Rede zur Neustrukturierung des Bundeskriminalamtgesetzes

Frau Präsidentin! Verehrte Kolleginnen und Kollegen! Auch an die Adresse der Rednerinnen und Redner der Opposition gewandt, will ich mit einem Fallbeispiel beginnen, das deutlich macht, warum wir dringend eine andere Form der Zusammenarbeit im Bereich des Datenaustausches brauchen.

Anfang der 2000er-Jahre gab es in Sachsen und Thüringen eine Serie von Banküberfällen. Es waren immer zwei männliche Täter, die, bewaffnet mit Faustfeuerwaffen, Banken überfallen haben und danach mit Fahrrädern geflüchtet sind. Es war eine Serie von 13 Überfällen. Diese wurden isoliert bearbeitet. Zwei solcher Fälle fanden außerdem in Mecklenburg-Vorpommern statt, und man konnte der Täter nicht habhaft werden.

Viel tragischer ist aber: In den alten Bundesländern gab es in der gleichen Zeit eine Mordserie, bei der zehn Menschen – darunter neun ausländische Mitbürger – kaltblütig ermordet wurden. Der einzige Hinweis, den man hatte, war, dass es zwei männliche Personen mit Faustfeuerwaffen waren, die mit Fahrrädern geflüchtet sind. – Es war der NSU.

Aufgrund der Struktur der Datenbanken und auch durch Recherche war es für die Polizisten in Sachsen, Thüringen und Mecklenburg-Vorpommern nicht möglich, zu erkennen, dass es im Rest von Deutschland eine Mordserie gab, bei der die Beschreibung der flüchtenden Mörder identisch war mit der Beschreibung der Täter bei den Banküberfällen. So wurden diese beiden Serien parallel bearbeitet, ohne dass man je den Zusammenhang erkannt hat, bevor 2011 der NSU aufflog.

Das wird jetzt beseitigt. Dagegen etwas zu haben, kann ich persönlich nicht verstehen und ist wirklich niemandem in diesem Land erklärbar.

(Beifall bei der CDU/CSU und der SPD)

Es geht nämlich beim BKA-Gesetz nicht nur um Terrorismusbekämpfung. Es ist richtig: Ein ganzer Abschnitt befasst sich mit der Terrorismusbekämpfung. Wir setzen damit die Vorgaben um, die uns das Bundesverfassungsgericht in Karlsruhe gemacht hat: beim Kernbereichsschutz, beim Schutz von Berufsgeheimnisträgern – dazu haben wir manche Debatte zu führen gehabt – oder bei Eingriffen in den Datenschutz.

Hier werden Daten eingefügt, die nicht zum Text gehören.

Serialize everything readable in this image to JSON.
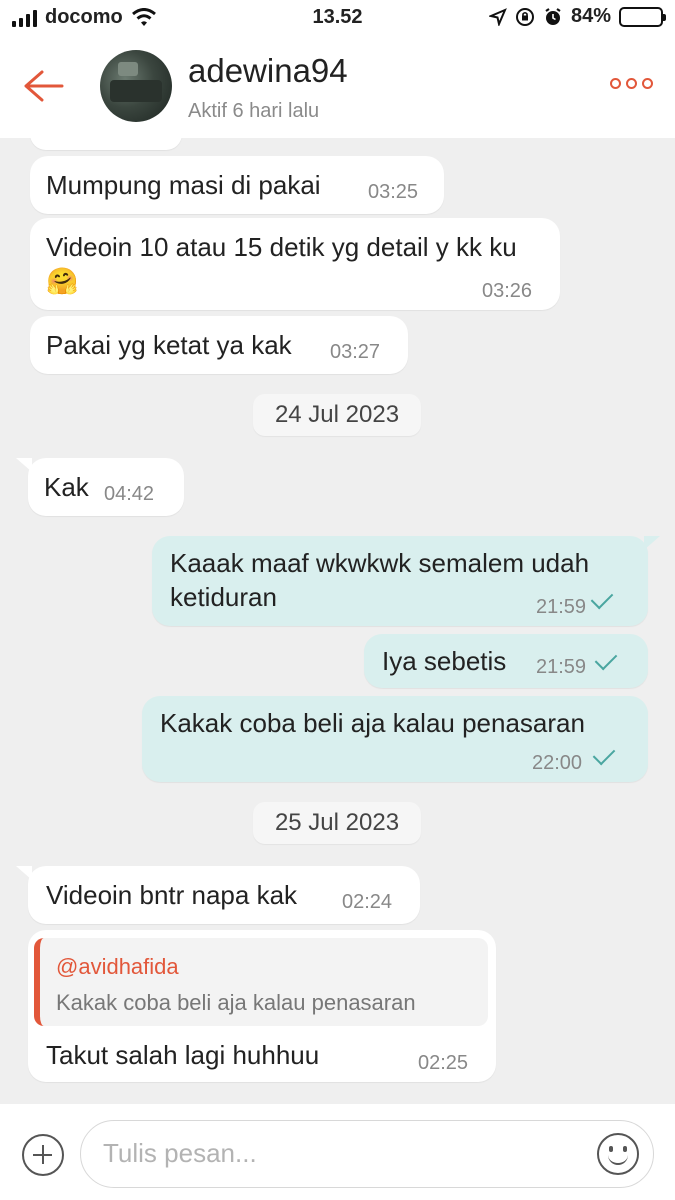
{
  "status_bar": {
    "carrier": "docomo",
    "time": "13.52",
    "battery": "84%",
    "battery_level": 0.84
  },
  "header": {
    "name": "adewina94",
    "presence": "Aktif 6 hari lalu"
  },
  "messages": [
    {
      "text": "Mumpung masi di pakai",
      "time": "03:25"
    },
    {
      "text": "Videoin 10 atau 15 detik yg detail y kk ku 🤗",
      "time": "03:26"
    },
    {
      "text": "Pakai yg ketat ya kak",
      "time": "03:27"
    },
    {
      "date": "24 Jul 2023"
    },
    {
      "text": "Kak",
      "time": "04:42"
    },
    {
      "text": "Kaaak maaf wkwkwk semalem udah ketiduran",
      "time": "21:59"
    },
    {
      "text": "Iya sebetis",
      "time": "21:59"
    },
    {
      "text": "Kakak coba beli aja kalau penasaran",
      "time": "22:00"
    },
    {
      "date": "25 Jul 2023"
    },
    {
      "text": "Videoin bntr napa kak",
      "time": "02:24"
    },
    {
      "quote_user": "@avidhafida",
      "quote_text": "Kakak coba beli aja kalau penasaran",
      "text": "Takut salah lagi huhhuu",
      "time": "02:25"
    }
  ],
  "composer": {
    "placeholder": "Tulis pesan..."
  },
  "icons": {
    "back": "arrow-left-icon",
    "more": "more-dots-icon",
    "attach": "plus-circle-icon",
    "emoji": "smiley-icon"
  },
  "colors": {
    "accent": "#e2573a",
    "outgoing_bubble": "#d9efee",
    "read_check": "#4aa6a0"
  }
}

Ja, Kollege von Notz, wir haben das Urteil, das äußerst anspruchsvoll war – übrigens wurde es im Senat nicht einstimmig beschlossen, sondern im Stimmenverhältnis 5 : 3 –, in vielen Passagen übernommen. Die Sachverständigen haben das aber nicht kritisiert, sondern sie haben selber zugegeben, dass sie angesichts der Komplexität für den Gesetzgeber Verständnis haben, wenn er sagt: Da begibt er sich auf die sichere Seite. Ich glaube, an diesem Punkt kann man keine Kritik an uns festmachen. Sie haben sogar gesagt: Wir gehen an manchen Stellen darüber hinaus. Deshalb verstehe ich die Kritik, dass hier der Datenschutz aufgegeben wird, wirklich nicht.

Was wir jetzt bekommen, ist, dass 19 Systeme und über 200 verschiedene Dateien – über 200 verschiedene! –, die es bei den Polizeien in Bund und Ländern gibt, in einer „Polizeicloud“ zusammengeführt werden, in der man dann recherchieren kann. Jedes Datum muss, bevor es in diese Cloud eingegeben wird – die Altdaten sind davon ausgenommen und werden so lange parallel genutzt, bis sie die Voraussetzungen erfüllen –, die erhöhten Anforderungen von § 14 BKA-Gesetz erfüllen. Da die Sorge zu haben, wir könnten den Datenschutz aufgeben, ist wirklich nicht nötig.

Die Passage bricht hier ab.